Diabetologie und Stoffwechsel 2006; 1 - A392
DOI: 10.1055/s-2006-944117

Leberglykogenose bei Jugendlichen mit Diabetes mellitus Typ 1: Glykogenspeichererkrankung oder beginnendes Mauriac Syndrom?

M Sindichakis 1, D Dunstheimer 1, R Höfler 1, H Arnholdt 2, PH Heidemann 1
  • 11. Klinik für Kinder und Jugendliche Klinikum Augsburg, Augsburg, Germany
  • 2Institut für Pathologie Klinikum Augsburg, Augsburg, Germany

Einleitung: Mauriac beschrieb 1930 erstmals den Symptomenkomplex Hepatomegalie, Verzögerung von Pubertät und Wachstum, Hyperlipidämie und Hepatopathie bei schlecht eingestelltem Diabetes mellitus. Dieses Vollbild des Mauriac Syndroms wird seit der Verbesserung der Insulintherapie selten in der Literatur beschrieben. Wir berichten über zwei Mädchen mit Hepatomegalie (HM), Transaminasenerhöhung (TA) und kombinierter Hyperlipidämie (HL).

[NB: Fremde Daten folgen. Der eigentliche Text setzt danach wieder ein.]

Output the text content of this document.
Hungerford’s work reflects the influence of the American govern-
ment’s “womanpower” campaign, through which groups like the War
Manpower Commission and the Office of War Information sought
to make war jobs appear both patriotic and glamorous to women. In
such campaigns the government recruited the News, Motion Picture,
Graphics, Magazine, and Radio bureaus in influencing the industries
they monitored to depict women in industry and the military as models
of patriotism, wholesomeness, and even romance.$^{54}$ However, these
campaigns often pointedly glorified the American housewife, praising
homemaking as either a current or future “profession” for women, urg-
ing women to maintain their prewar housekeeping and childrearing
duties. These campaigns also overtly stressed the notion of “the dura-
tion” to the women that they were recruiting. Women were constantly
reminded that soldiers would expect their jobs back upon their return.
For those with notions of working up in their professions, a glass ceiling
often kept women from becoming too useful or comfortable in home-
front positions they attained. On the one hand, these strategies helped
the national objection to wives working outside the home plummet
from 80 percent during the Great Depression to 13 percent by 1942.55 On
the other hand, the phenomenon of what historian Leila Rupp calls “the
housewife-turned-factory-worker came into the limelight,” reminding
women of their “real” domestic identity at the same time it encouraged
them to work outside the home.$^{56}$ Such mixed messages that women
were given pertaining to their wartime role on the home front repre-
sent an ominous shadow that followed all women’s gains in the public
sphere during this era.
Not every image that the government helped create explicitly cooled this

Ergebnis: Patientin (PAT) A (Alter bei Erstmanifestation [EM] 1,5 a) hatte bis zum 12. Lebensjahr (Lj.) eine gute Stoffwechseleinstellung (SE) (HbA1c 6–7,5%), ohne Zeichen einer HM, Wachstumsretardierung oder HL. Ab dem 12. Lj. war ein Anstieg des Insulinbedarfs von 0,8 auf 2 I.E./kg/d bei gleichzeitiger Verschlechterung der SE (HbA1c 12%), einer HL, TA und HM zu beobachten. PAT B (Alter bei EM 10,5 a) hatte seit der EM eine schlechte SE (HbA1c >9%). Sie wurde mit 14 Jahren zur Abklärung einer schmerzhaften HM, TA und HL vorgestellt. Wir führten bei beiden Patienten nach Ausschluss einer Infektion mit hepatotropen Viren, eines alpha 1-Antitrypsinmangels und eines M. Wilson eine Leberbiopsie durch. Es zeigte sich in beiden Leberbiopsaten eine mäßige herdförmige Verfettung und eine massive Glykogenspeicherung in den Hepatocyten. Zum Ausschluss einer Glykogenspeichererkrankung (Glykogen storage disease [GSD]) wurden die Enzymaktivitäten der Phosphorylasekinase (GSD VIII), Phosphorylase b (GSD VI), Amyloglukosidase (GSD III) und der Glukose 6-Phosphatase (GSD Ia) bzw. das Glukose 6-Phosphatasegen bestimmt und waren bei beiden Patientinnen normal. Die GSD Typ Ib und IV wurden nicht untersucht.

Schlussfolgerung: Eine Glykogenspeicherung mit Hepatomegalie und Transaminasenerhöhung wird sehr selten bei Kindern und Jugendlichen mit schlechter Stoffwechseleinstellung und hohem Insulinbedarf beobachtet. Es stellt sich die Frage, ob dieses Phänomen allein durch die Hyperglykämie und den unphysiologisch hohen Insulingaben zu erklären ist, oder ein bislang unbekannter Defekt der Glykogenolyse oder des zellulären Glukosetransportes vorliegt.